William flicked his tongue stud at me. “That must be why your profile is missing from the site.”
He was right, my profile was missing. The reason I was hesitant to join the facebook (or CNet or myspace or any similar site for that matter) is because I didn't want to be poked all day long by people asking me to be their “friend.” I didn't want any friends in quotation marks. And I certainly didn't want to get all huffy and hurt when that same “friend” snubbed me a week later by terminating our “friendship.” It seemed to me that too many people joined these sites to collect “friends” and improve their social capital in a way that didn't require them to leave their dorm rooms, like Dexy, who had “friends” that she'd never even met listed on the facebook. (Then again, she has been equally adept at turning electronic pokes into, uh, literal ones.) And yet, despite my skepticism, I was open-minded about the possibility of signing up.
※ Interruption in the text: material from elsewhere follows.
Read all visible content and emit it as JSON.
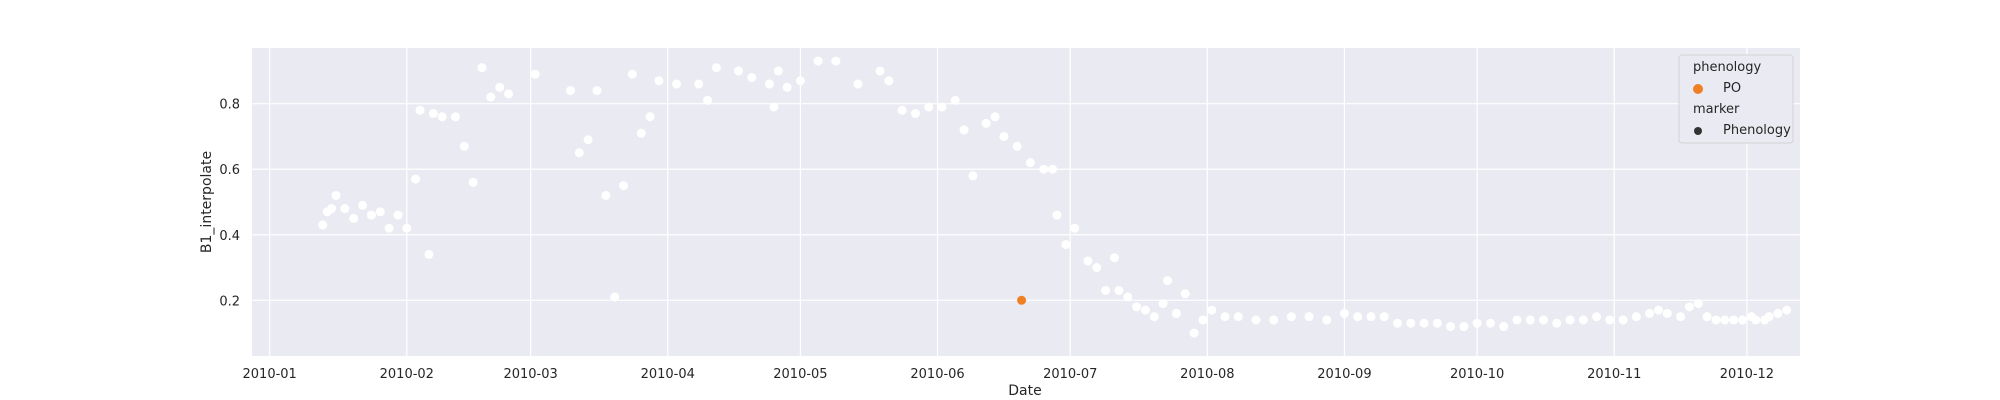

That is, until I recently checked out Hope Weaver's profile.
Hope Weaver was a flame-haired, alabaster stunner wearing a brilliant smile and an off-the-shoulder sweatshirt dipping dangerously down to her elbow. Hope Weaver belonged to more than a dozen nonsensical-sounding groups including Super Totally Awesome Chicks & Dudes, Mary-Kate Is Better Than Ashley, Gnomes Are Gneat, and I Hate the Word Panties. Her wall was filled with cryptic messages from names I'd never heard her mention. And no wonder—Hope Weaver had 491 “friends,” through whom she was connected to 4,236 other college students across the country. Looking at the evidence of her life without me at RISD, and now in France, I felt like I wasn't Hope Weaver's friend at all. With or without quotation marks.